William C. Presson, ERPA, QPA, QKA
bill.presson@gmail.com
C 205.994.4070

 

Posted

How about a spin off and merger? I know there is a lot of queasiness about plan mergers, but I think the concerns tend to be exaggerated. Or just a spinoff, as suggested by Bill Presson.  Spinoffs occur as of the spinoff date, no matter how much time it takes for asset transfer, plan documentation, and other administrative matters. Some dates are more difficult than others.

Posted

khn, assuming your description of the deal agreement, your client might not know what set or series of retirement plan transactions would satisfy the business deal until there is communication involving (at least) the seller and the buyer, perhaps each plan’s administrator (if either plan’s administrator is distinct from, respectively, the seller or the buyer), and maybe each’s lawyers and accountants.

For example, a spin-off, even if otherwise a nice idea, might be a nonstarter if the acquirer’s plan won’t accept it.

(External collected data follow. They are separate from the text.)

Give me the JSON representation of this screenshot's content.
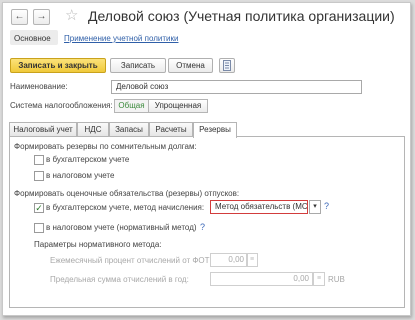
{
  "window": {
    "title": "Деловой союз (Учетная политика организации)"
  },
  "nav": {
    "back_icon": "arrow-left-icon",
    "forward_icon": "arrow-right-icon",
    "favorite_icon": "star-icon"
  },
  "top_tabs": {
    "main": "Основное",
    "apply": "Применение учетной политики"
  },
  "toolbar": {
    "save_close": "Записать и закрыть",
    "save": "Записать",
    "cancel": "Отмена"
  },
  "form": {
    "name_label": "Наименование:",
    "name_value": "Деловой союз",
    "tax_label": "Система налогообложения:",
    "tax_general": "Общая",
    "tax_simplified": "Упрощенная"
  },
  "tabs": [
    "Налоговый учет",
    "НДС",
    "Запасы",
    "Расчеты",
    "Резервы"
  ],
  "reserves": {
    "doubtful_heading": "Формировать резервы по сомнительным долгам:",
    "doubtful_accounting": "в бухгалтерском учете",
    "doubtful_tax": "в налоговом учете",
    "vacation_heading": "Формировать оценочные обязательства (резервы) отпусков:",
    "vacation_accounting": "в бухгалтерском учете, метод начисления:",
    "method_value": "Метод обязательств (МСФО)",
    "vacation_tax": "в налоговом учете (нормативный метод)",
    "q1": "?",
    "q2": "?",
    "params_heading": "Параметры нормативного метода:",
    "monthly_label": "Ежемесячный процент отчислений от ФОТ:",
    "monthly_value": "0,00",
    "max_label": "Предельная сумма отчислений в год:",
    "max_value": "0,00",
    "currency": "RUB"
  }
}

If the deal teams didn’t communicate about these points more fully and sooner, that’s disappointing. Deal work often happens that way. Even if it’s now only days until a closing, your client might want to surface some remaining retirement plan questions.

Peter Gulia PC

Fiduciary Guidance Counsel

Philadelphia, Pennsylvania

215-732-1552

Peter@FiduciaryGuidanceCounsel.com

Posted

@khn  perhaps provide the specific language of the purchase agreement.  The word "removed" is not a term that I have ever seen in a purchase agreement (as it is ambiguous at best) and, from the responses above, it appears the responders are struggling with this concept.  Being removed could simply mean that no one will have any obligations to make further contributions to these employees under the plan effective as of closing.  I mean your client would want some form of a withdrawal of participation agreement that says this at a minimum (along with all the other required provisions...whatever they may be).  

Just my thoughts so DO NOT take my ramblings as advice.